The result of DNA glycosylase action is the formation of an apyridiminic or apurinic site (generally called an AP site) in DNA. Similar AP sites are formed as the result of the spontaneous loss of purine bases (see Figure v.19B), which occurs at a significant rate nether normal cellular conditions. For example, each cell in the human trunk is estimated to lose several thousand purine bases daily. These sites are repaired by AP endonuclease, which cleaves adjacent to the AP site (see Effigy 5.23). The remaining deoxyribose moiety is then removed, and the resulting unmarried-base gap is filled by Dna polymerase and ligase.
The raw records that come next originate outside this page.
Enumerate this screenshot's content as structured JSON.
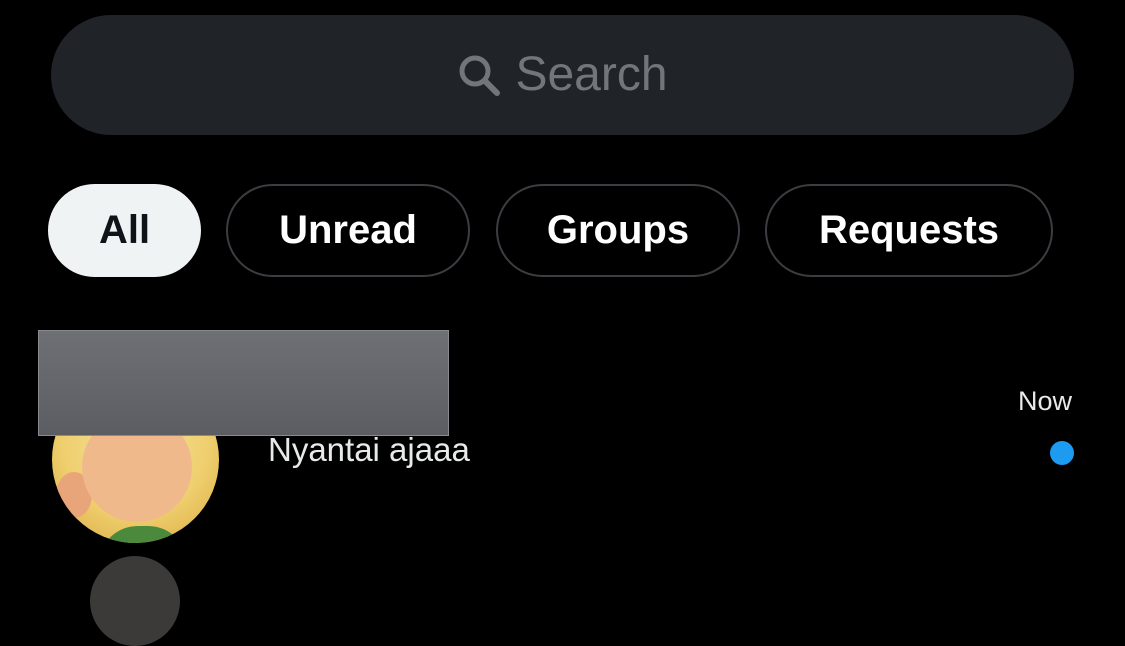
{
  "search": {
    "placeholder": "Search",
    "icon": "search-icon"
  },
  "filters": [
    {
      "label": "All",
      "active": true
    },
    {
      "label": "Unread",
      "active": false
    },
    {
      "label": "Groups",
      "active": false
    },
    {
      "label": "Requests",
      "active": false
    }
  ],
  "conversations": [
    {
      "message_preview": "Nyantai ajaaa",
      "timestamp": "Now",
      "unread": true
    }
  ],
  "colors": {
    "background": "#000000",
    "search_bg": "#202327",
    "active_chip_bg": "#eff3f4",
    "chip_border": "#3a3d41",
    "unread_dot": "#1d9bf0",
    "muted_text": "#71767b"
  }
}
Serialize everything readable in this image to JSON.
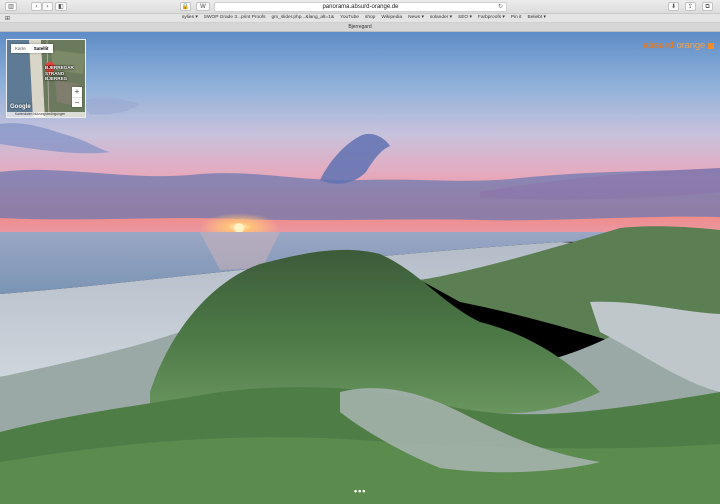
{
  "browser": {
    "url": "panorama.absurd-orange.de",
    "reload_icon": "reload-icon",
    "bookmarks": [
      "sylies ▾",
      "SWOP Grade 3...print Proofs",
      "gm_slider.php...&lang_alt=1&",
      "YouTube",
      "shop",
      "Wikipedia",
      "News ▾",
      "solander ▾",
      "SEO ▾",
      "Farbproofs ▾",
      "Pin it",
      "Beliebt ▾"
    ],
    "tab_title": "Bjerregard"
  },
  "brand": {
    "part1": "absurd",
    "part2": "orange",
    "accent": "#f18a2a"
  },
  "map": {
    "tab_map": "Karte",
    "tab_satellite": "Satellit",
    "place_label_1": "BJERREGAR",
    "place_label_2": "STRAND",
    "place_label_3": "BJERREG",
    "zoom_in": "+",
    "zoom_out": "−",
    "google_logo": "Google",
    "footer": "Kartendaten  Nutzungsbedingungen"
  },
  "viewer": {
    "more_dots": "•••"
  }
}
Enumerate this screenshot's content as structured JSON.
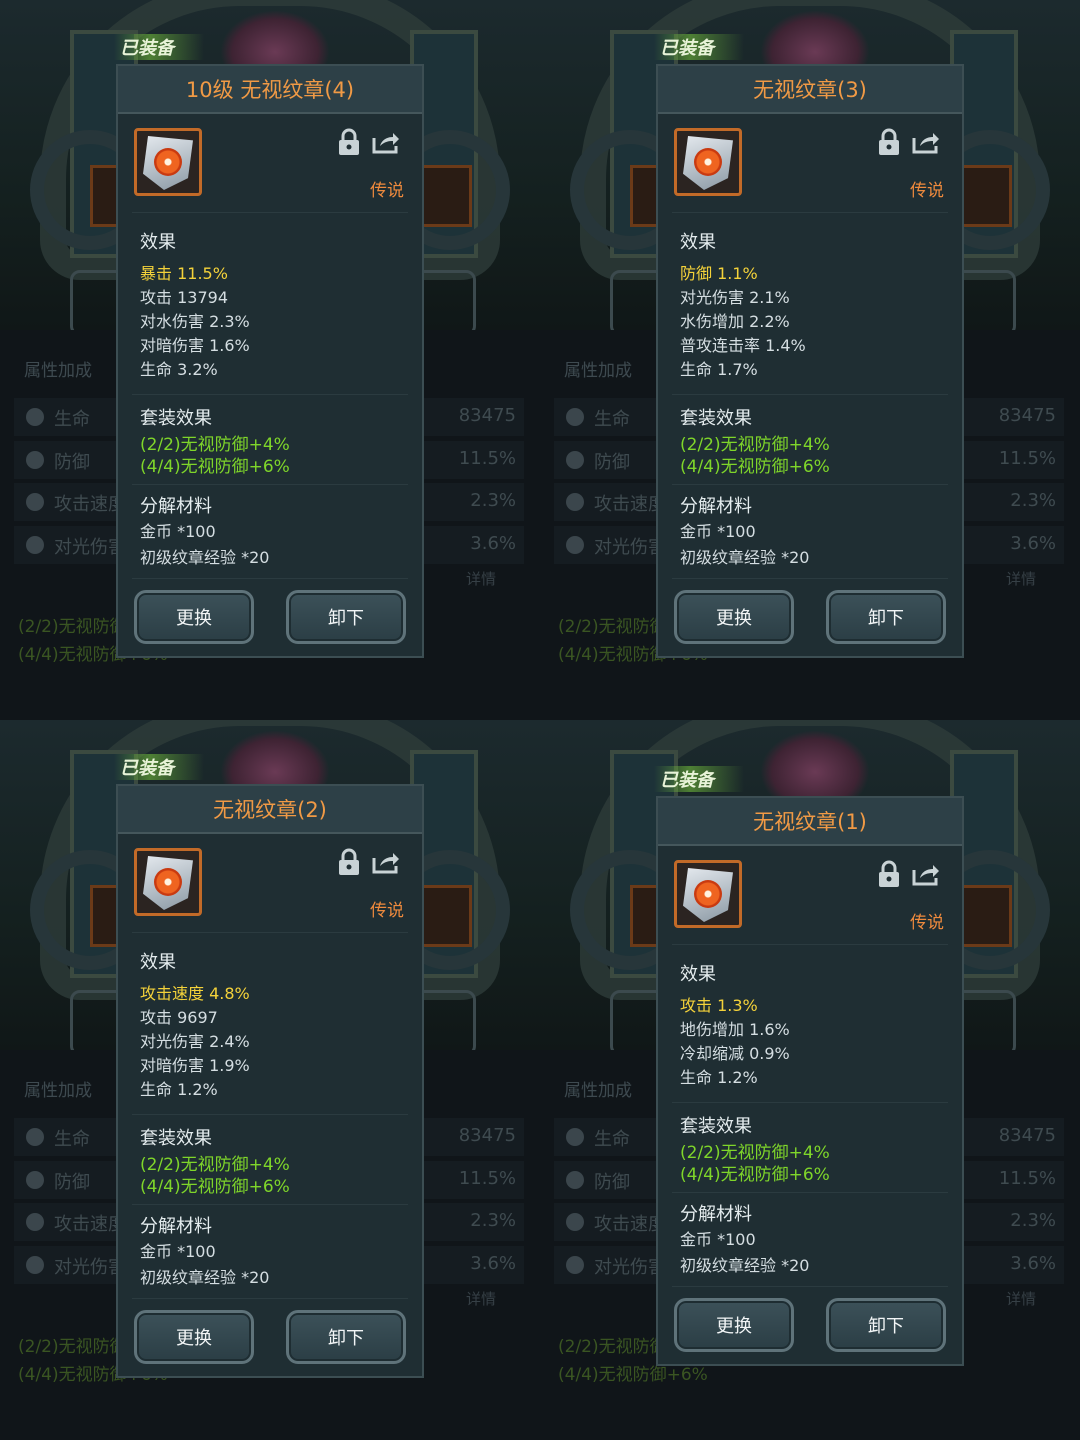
{
  "equipped_label": "已装备",
  "background": {
    "attr_title": "属性加成",
    "attr_rows": [
      {
        "name": "生命",
        "value": "83475"
      },
      {
        "name": "防御",
        "value": "11.5%"
      },
      {
        "name": "攻击速度",
        "value": "2.3%"
      },
      {
        "name": "对光伤害",
        "value": "3.6%"
      }
    ],
    "detail_label": "详情",
    "set_lines": [
      "(2/2)无视防御+4%",
      "(4/4)无视防御+6%"
    ]
  },
  "cards": [
    {
      "title": "10级 无视纹章(4)",
      "rarity": "传说",
      "effects_title": "效果",
      "effects": [
        {
          "name": "暴击",
          "value": "11.5%",
          "highlight": true
        },
        {
          "name": "攻击",
          "value": "13794"
        },
        {
          "name": "对水伤害",
          "value": "2.3%"
        },
        {
          "name": "对暗伤害",
          "value": "1.6%"
        },
        {
          "name": "生命",
          "value": "3.2%"
        }
      ],
      "set_title": "套装效果",
      "set_effects": [
        "(2/2)无视防御+4%",
        "(4/4)无视防御+6%"
      ],
      "materials_title": "分解材料",
      "materials": [
        "金币 *100",
        "初级纹章经验 *20"
      ],
      "replace_label": "更换",
      "unequip_label": "卸下"
    },
    {
      "title": "无视纹章(3)",
      "rarity": "传说",
      "effects_title": "效果",
      "effects": [
        {
          "name": "防御",
          "value": "1.1%",
          "highlight": true
        },
        {
          "name": "对光伤害",
          "value": "2.1%"
        },
        {
          "name": "水伤增加",
          "value": "2.2%"
        },
        {
          "name": "普攻连击率",
          "value": "1.4%"
        },
        {
          "name": "生命",
          "value": "1.7%"
        }
      ],
      "set_title": "套装效果",
      "set_effects": [
        "(2/2)无视防御+4%",
        "(4/4)无视防御+6%"
      ],
      "materials_title": "分解材料",
      "materials": [
        "金币 *100",
        "初级纹章经验 *20"
      ],
      "replace_label": "更换",
      "unequip_label": "卸下"
    },
    {
      "title": "无视纹章(2)",
      "rarity": "传说",
      "effects_title": "效果",
      "effects": [
        {
          "name": "攻击速度",
          "value": "4.8%",
          "highlight": true
        },
        {
          "name": "攻击",
          "value": "9697"
        },
        {
          "name": "对光伤害",
          "value": "2.4%"
        },
        {
          "name": "对暗伤害",
          "value": "1.9%"
        },
        {
          "name": "生命",
          "value": "1.2%"
        }
      ],
      "set_title": "套装效果",
      "set_effects": [
        "(2/2)无视防御+4%",
        "(4/4)无视防御+6%"
      ],
      "materials_title": "分解材料",
      "materials": [
        "金币 *100",
        "初级纹章经验 *20"
      ],
      "replace_label": "更换",
      "unequip_label": "卸下"
    },
    {
      "title": "无视纹章(1)",
      "rarity": "传说",
      "effects_title": "效果",
      "effects": [
        {
          "name": "攻击",
          "value": "1.3%",
          "highlight": true
        },
        {
          "name": "地伤增加",
          "value": "1.6%"
        },
        {
          "name": "冷却缩减",
          "value": "0.9%"
        },
        {
          "name": "生命",
          "value": "1.2%"
        }
      ],
      "set_title": "套装效果",
      "set_effects": [
        "(2/2)无视防御+4%",
        "(4/4)无视防御+6%"
      ],
      "materials_title": "分解材料",
      "materials": [
        "金币 *100",
        "初级纹章经验 *20"
      ],
      "replace_label": "更换",
      "unequip_label": "卸下"
    }
  ]
}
Whereas DNA glycosylases recognize only specific forms of damaged bases, other excision repair systems recognize a broad variety of damaged bases that distort the Dna molecule, including UV-induced pyrimidine dimers and bulky groups added to DNA bases as a outcome of the reaction of many carcinogens with DNA (see Figure five.20C). This widespread form of DNA repair is known as nucleotide-excision repair, considering the damaged bases (east.g., a thymine dimer) are removed as part of an oligonucleotide containing the lesion (Figure 5.24).

Figure 5.24

Nucleotide-excision repair of thymine dimers. Damaged Deoxyribonucleic acid is recognized so cleaved on both sides of a thymine dimer by 3′ and 5′ nucleases. Unwinding by a helicase results in excision of an oligonucleotide containing the damaged (more...)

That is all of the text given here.